The 1800’s saw the introduction of toboggans, a sled with a curved front and no runners. Inuit’s made their toboggans out of whalebone but others used woods like birch, maple or ash. In the late 1800’s, not only did tobogganing become a sport but it also became somewhat of a fashion statement, with people hitting the slopes in their finest clothes! The late 1800’s also saw the first Kicksled, which was a timber frame with a handle bar and iron runners. Also known as a ‘Spark’, the Kicksled could only be used on hard, icy surfaces. Around the same time, the Bobsled was born by simply adding a steering mechanism to a toboggan. There are two types of Bobsled. The more commonly known ‘Luge’ which sees one or two riders sitting feet first on the sled, steering using straps attached to the runners. The ‘Skeleton’ saw riders drive headfirst down slopes. The ‘Luge’ became the front-runner when it was used for the 1964 Olympics and Bobsledding has been a sport ever since, in pretty much every winter Olympics.
In the late 1800’s, an inventor called Samuel Leeds Allen created the ‘Flexible Flyer’, a wooden slatted sled with a seat and T-shaped steel runners. It is best know for it’s wooden crosspiece that allowed the rider to steer with hand or foot. In the early 1900’s, Allen sold over 120,000 ‘Flexible Flyers’, as the sport became popular both in a competitive and recreational capacity.

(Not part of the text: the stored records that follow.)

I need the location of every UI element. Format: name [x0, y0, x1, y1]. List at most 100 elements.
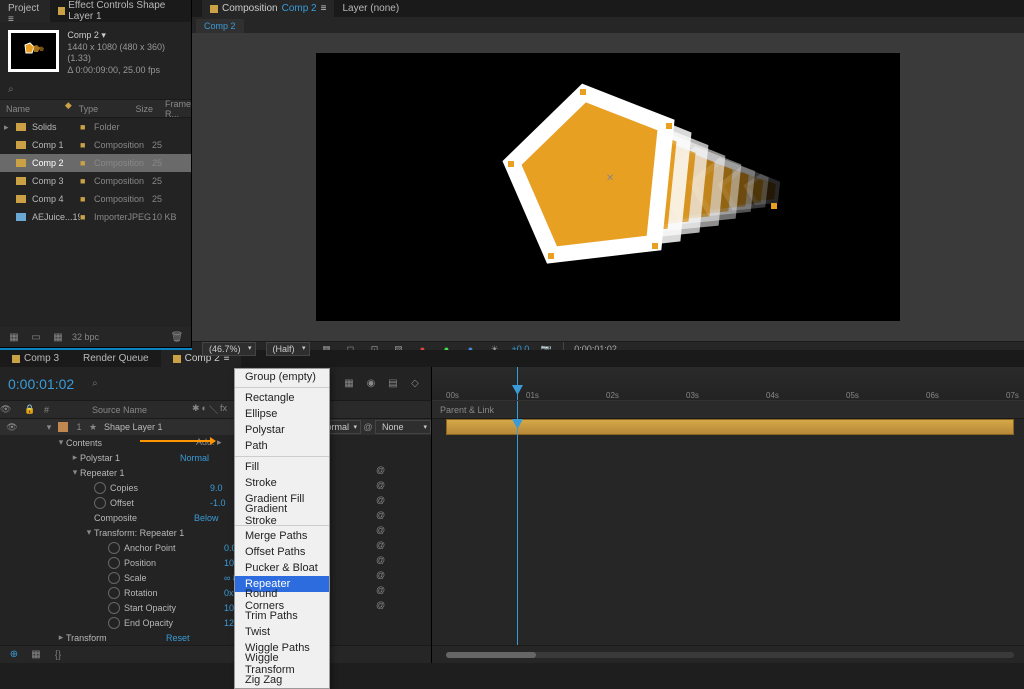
menu-twist[interactable]: Twist: [235, 624, 329, 640]
toggle-in-out-icon[interactable]: ｛｝: [50, 647, 66, 663]
tag-icon[interactable]: ◇: [407, 376, 423, 392]
expression-link-icon[interactable]: @: [376, 495, 385, 505]
prop-value[interactable]: -1.0: [210, 498, 226, 508]
graph-editor-icon[interactable]: ▤: [385, 376, 401, 392]
prop-scale[interactable]: Scale∞ 83.0,83.0%: [0, 570, 431, 585]
timecode[interactable]: 0:00:01:02: [8, 376, 74, 392]
tab-render-queue[interactable]: Render Queue: [71, 350, 161, 367]
project-item-aejuice---19-jpeg[interactable]: AEJuice...19.jpeg■ImporterJPEG10 KB: [0, 208, 191, 226]
expression-link-icon[interactable]: @: [376, 585, 385, 595]
expression-link-icon[interactable]: @: [376, 465, 385, 475]
motion-blur-icon[interactable]: ◉: [363, 376, 379, 392]
menu-polystar[interactable]: Polystar: [235, 422, 329, 438]
new-comp-icon[interactable]: ▦: [50, 329, 66, 345]
parent-link-icon[interactable]: @: [361, 422, 375, 432]
col-name[interactable]: Name: [0, 100, 65, 117]
prop-transform--repeater-1[interactable]: ▾Transform: Repeater 1: [0, 525, 431, 540]
prop-offset[interactable]: Offset-1.0: [0, 495, 431, 510]
timeline-search-icon[interactable]: ⌕: [92, 378, 98, 389]
interpret-icon[interactable]: ▦: [6, 329, 22, 345]
frame-blend-icon[interactable]: ▦: [341, 376, 357, 392]
menu-stroke[interactable]: Stroke: [235, 475, 329, 491]
col-framerate[interactable]: Frame R...: [165, 100, 191, 117]
menu-gradient-stroke[interactable]: Gradient Stroke: [235, 507, 329, 523]
stopwatch-icon[interactable]: [108, 572, 120, 584]
menu-trim-paths[interactable]: Trim Paths: [235, 608, 329, 624]
menu-merge-paths[interactable]: Merge Paths: [235, 528, 329, 544]
prop-polystar-1[interactable]: ▸Polystar 1Normal: [0, 450, 431, 465]
layer-color-tag[interactable]: [58, 422, 68, 432]
menu-offset-paths[interactable]: Offset Paths: [235, 544, 329, 560]
project-item-comp-3[interactable]: Comp 3■Composition25: [0, 172, 191, 190]
menu-ellipse[interactable]: Ellipse: [235, 406, 329, 422]
comp-breadcrumb[interactable]: Comp 2: [196, 19, 244, 33]
prop-rotation[interactable]: Rotation0x+3.0°: [0, 585, 431, 600]
zoom-select[interactable]: (46.7%): [202, 342, 256, 356]
prop-composite[interactable]: CompositeBelow: [0, 510, 431, 525]
trash-icon[interactable]: 🗑: [169, 329, 185, 345]
project-item-solids[interactable]: ▸Solids■Folder: [0, 118, 191, 136]
menu-zig-zag[interactable]: Zig Zag: [235, 672, 329, 688]
stopwatch-icon[interactable]: [108, 602, 120, 614]
expression-link-icon[interactable]: @: [376, 555, 385, 565]
tab-comp3[interactable]: Comp 3: [0, 350, 71, 367]
resolution-select[interactable]: (Half): [266, 342, 310, 356]
layer-row-shape1[interactable]: 👁 ▾ 1 ★ Shape Layer 1 ▢ ▢ ／ Normal @ Non…: [0, 419, 431, 435]
stopwatch-icon[interactable]: [94, 482, 106, 494]
project-item-comp-1[interactable]: Comp 1■Composition25: [0, 136, 191, 154]
prop-copies[interactable]: Copies9.0: [0, 480, 431, 495]
prop-value[interactable]: 9.0: [210, 483, 223, 493]
parent-select[interactable]: None: [375, 420, 431, 434]
expression-link-icon[interactable]: @: [376, 510, 385, 520]
prop-value[interactable]: Normal: [180, 453, 209, 463]
tab-project[interactable]: Project ≡: [0, 0, 50, 22]
menu-fill[interactable]: Fill: [235, 459, 329, 475]
prop-value[interactable]: Below: [194, 513, 219, 523]
stopwatch-icon[interactable]: [108, 587, 120, 599]
col-size[interactable]: Size: [136, 100, 165, 117]
stopwatch-icon[interactable]: [94, 497, 106, 509]
tab-composition[interactable]: Composition Comp 2 ≡: [202, 0, 334, 17]
menu-round-corners[interactable]: Round Corners: [235, 592, 329, 608]
canvas[interactable]: ✕: [316, 53, 900, 321]
expression-link-icon[interactable]: @: [376, 540, 385, 550]
menu-pucker---bloat[interactable]: Pucker & Bloat: [235, 560, 329, 576]
tab-effect-controls[interactable]: Effect Controls Shape Layer 1: [50, 0, 191, 22]
menu-rectangle[interactable]: Rectangle: [235, 390, 329, 406]
expression-link-icon[interactable]: @: [376, 570, 385, 580]
prop-position[interactable]: Position100.0,0.0: [0, 555, 431, 570]
project-item-comp-2[interactable]: Comp 2■Composition25: [0, 154, 191, 172]
stopwatch-icon[interactable]: [108, 617, 120, 629]
layer-name[interactable]: Shape Layer 1: [100, 422, 253, 432]
playhead[interactable]: [517, 367, 518, 400]
stopwatch-icon[interactable]: [108, 557, 120, 569]
prop-end-opacity[interactable]: End Opacity12.0%: [0, 615, 431, 630]
menu-wiggle-paths[interactable]: Wiggle Paths: [235, 640, 329, 656]
prop-repeater-1[interactable]: ▾Repeater 1: [0, 465, 431, 480]
new-folder-icon[interactable]: ▭: [28, 329, 44, 345]
visibility-icon[interactable]: 👁: [0, 422, 24, 433]
menu-wiggle-transform[interactable]: Wiggle Transform: [235, 656, 329, 672]
menu-group--empty-[interactable]: Group (empty): [235, 369, 329, 385]
expression-link-icon[interactable]: @: [376, 600, 385, 610]
layer-bar[interactable]: [446, 419, 1014, 435]
expression-link-icon[interactable]: @: [376, 525, 385, 535]
col-type[interactable]: Type: [79, 100, 136, 117]
toggle-modes-icon[interactable]: ▦: [28, 647, 44, 663]
menu-path[interactable]: Path: [235, 438, 329, 454]
stopwatch-icon[interactable]: [108, 542, 120, 554]
prop-transform[interactable]: ▸TransformReset: [0, 630, 431, 645]
expression-link-icon[interactable]: @: [376, 480, 385, 490]
composition-viewer[interactable]: ✕: [192, 33, 1024, 341]
composition-thumbnail[interactable]: [8, 30, 59, 72]
bpc-label[interactable]: 32 bpc: [72, 332, 99, 342]
track-area[interactable]: @@@@@@@@@@: [432, 419, 1024, 645]
tab-layer[interactable]: Layer (none): [334, 0, 407, 17]
project-item-comp-4[interactable]: Comp 4■Composition25: [0, 190, 191, 208]
project-search[interactable]: ⌕: [0, 80, 191, 100]
col-source-name[interactable]: Source Name: [72, 405, 192, 415]
time-ruler[interactable]: 00s01s02s03s04s05s06s07s: [432, 367, 1024, 401]
prop-anchor-point[interactable]: Anchor Point0.0,0.0: [0, 540, 431, 555]
toggle-switches-icon[interactable]: ⊕: [6, 647, 22, 663]
prop-value[interactable]: Reset: [166, 633, 190, 643]
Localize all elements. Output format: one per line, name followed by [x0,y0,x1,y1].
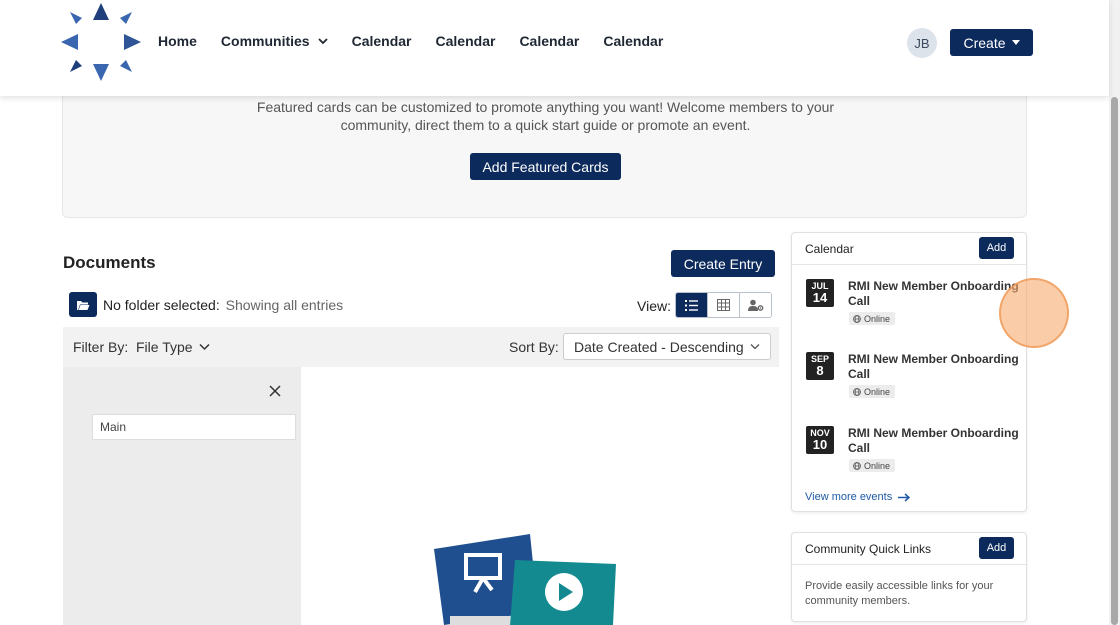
user-avatar[interactable]: JB [907,28,937,58]
view-more-events-label: View more events [805,491,893,503]
list-icon [685,299,698,311]
featured-text-line: Featured cards can be customized to prom… [256,99,835,115]
folder-status-sub: Showing all entries [225,297,344,313]
main-nav: Home Communities Calendar Calendar Calen… [158,33,687,49]
chevron-down-icon [317,38,328,45]
calendar-widget: Calendar Add JUL 14 RMI New Member Onboa… [791,232,1027,512]
calendar-event[interactable]: JUL 14 RMI New Member Onboarding Call On… [805,279,1020,329]
user-settings-icon [747,299,763,311]
featured-cards-panel: Featured cards can be customized to prom… [62,80,1027,218]
nav-home[interactable]: Home [158,33,197,49]
view-more-events-link[interactable]: View more events [805,491,911,503]
sort-select[interactable]: Date Created - Descending [563,333,771,360]
scrollbar-thumb[interactable] [1111,97,1118,625]
featured-text-line: community, direct them to a quick start … [340,117,751,133]
nav-calendar[interactable]: Calendar [519,33,579,49]
nav-calendar-label: Calendar [603,33,664,49]
chevron-down-icon [199,343,210,351]
folder-status-label: No folder selected: [103,297,220,313]
globe-icon [853,461,861,470]
event-location: Online [864,313,891,324]
globe-icon [853,387,861,396]
nav-calendar-label: Calendar [351,33,412,49]
caret-down-icon [1011,40,1020,45]
nav-calendar-label: Calendar [519,33,580,49]
nav-communities-label: Communities [220,33,310,49]
event-title[interactable]: RMI New Member Onboarding Call [848,279,1020,309]
event-date-badge: JUL 14 [806,279,834,307]
close-icon[interactable] [268,384,282,398]
calendar-widget-header: Calendar Add [792,233,1026,265]
event-location-badge: Online [849,459,896,472]
featured-cards-description: Featured cards can be customized to prom… [63,98,1028,134]
view-label: View: [637,298,671,314]
chevron-down-icon [750,344,760,350]
nav-communities[interactable]: Communities [221,33,328,49]
file-type-filter[interactable]: File Type [136,339,210,355]
click-indicator [999,278,1069,348]
event-day: 14 [812,290,828,305]
empty-documents-illustration [434,534,616,625]
event-title[interactable]: RMI New Member Onboarding Call [848,352,1020,382]
sort-select-value: Date Created - Descending [574,338,744,355]
event-date-badge: SEP 8 [806,352,834,380]
event-location: Online [864,460,891,471]
folder-toggle-button[interactable] [69,292,97,317]
add-featured-cards-button[interactable]: Add Featured Cards [470,153,621,180]
event-day: 10 [812,437,828,452]
manage-view-button[interactable] [740,293,771,317]
nav-calendar-label: Calendar [435,33,496,49]
globe-icon [853,314,861,323]
nav-calendar[interactable]: Calendar [352,33,412,49]
calendar-widget-title: Calendar [805,242,854,256]
create-button[interactable]: Create [950,29,1033,56]
event-location-badge: Online [849,312,896,325]
quick-links-header: Community Quick Links Add [792,533,1026,565]
create-entry-button[interactable]: Create Entry [671,250,775,277]
documents-title: Documents [63,253,156,272]
view-mode-toggle [675,292,772,318]
add-calendar-event-button[interactable]: Add [979,237,1014,259]
arrow-right-icon [898,492,911,502]
community-logo[interactable] [60,2,142,82]
filter-bar: Filter By: File Type Sort By: Date Creat… [63,327,779,367]
calendar-event[interactable]: NOV 10 RMI New Member Onboarding Call On… [805,426,1020,476]
event-date-badge: NOV 10 [806,426,834,454]
folder-panel: Main [63,367,301,625]
quick-links-widget: Community Quick Links Add Provide easily… [791,532,1027,622]
nav-home-label: Home [158,33,197,49]
page-scrollbar[interactable] [1109,0,1120,625]
grid-view-button[interactable] [708,293,740,317]
folder-status: No folder selected: Showing all entries [103,297,343,313]
filter-label: Filter By: [73,339,129,355]
create-button-label: Create [963,34,1006,51]
nav-calendar[interactable]: Calendar [603,33,663,49]
quick-links-description: Provide easily accessible links for your… [805,580,994,607]
site-header: Home Communities Calendar Calendar Calen… [0,0,1109,96]
add-quick-link-button[interactable]: Add [979,537,1014,559]
calendar-event[interactable]: SEP 8 RMI New Member Onboarding Call Onl… [805,352,1020,402]
file-type-filter-label: File Type [136,339,193,355]
event-day: 8 [816,363,824,378]
event-location-badge: Online [849,385,896,398]
event-title[interactable]: RMI New Member Onboarding Call [848,426,1020,456]
event-location: Online [864,386,891,397]
list-view-button[interactable] [676,293,708,317]
folder-item-main[interactable]: Main [92,414,296,440]
table-icon [717,299,730,311]
folder-open-icon [77,300,90,310]
sort-label: Sort By: [509,339,559,355]
nav-calendar[interactable]: Calendar [436,33,496,49]
quick-links-title: Community Quick Links [805,542,932,556]
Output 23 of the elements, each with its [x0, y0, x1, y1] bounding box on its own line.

Today sledging is a popular sport around the world. When the snow comes, out comes our need for speed as we race to the nearest hill with our trusty sledge. While classic favourites, such as the toboggan and Kicksled, are still widely used, today’s sledges have become even more advanced and most importantly, lightweight. Whilst the traditional wooden sledge is still commonly used, its plastic cousin is favored by many due to its speed and durability on the slopes.
Toboggans and Saucers still are popular choices but more advanced models, such as the Stiga Cobra and Stiga Stinger are chosen due to their plastic frame which allows riders to swerve down slopes at rapid speeds. Many even now have brakes to stop a pile-up at the foot of the hill.
The latest Metal frames with steering wheels are also becoming more and more popular, offering controlled but speedy rides. The Snowracer range, with its steering mechanism, robust frame and brakes, offers fast-paced thrills for the sledging enthusiast.
The sledge has come a long way from its early days of simply transporting goods and people. Today it is the tool for a fun-filled family day out. So get ready for the snow and make sure you have your sledge poised and ready to go.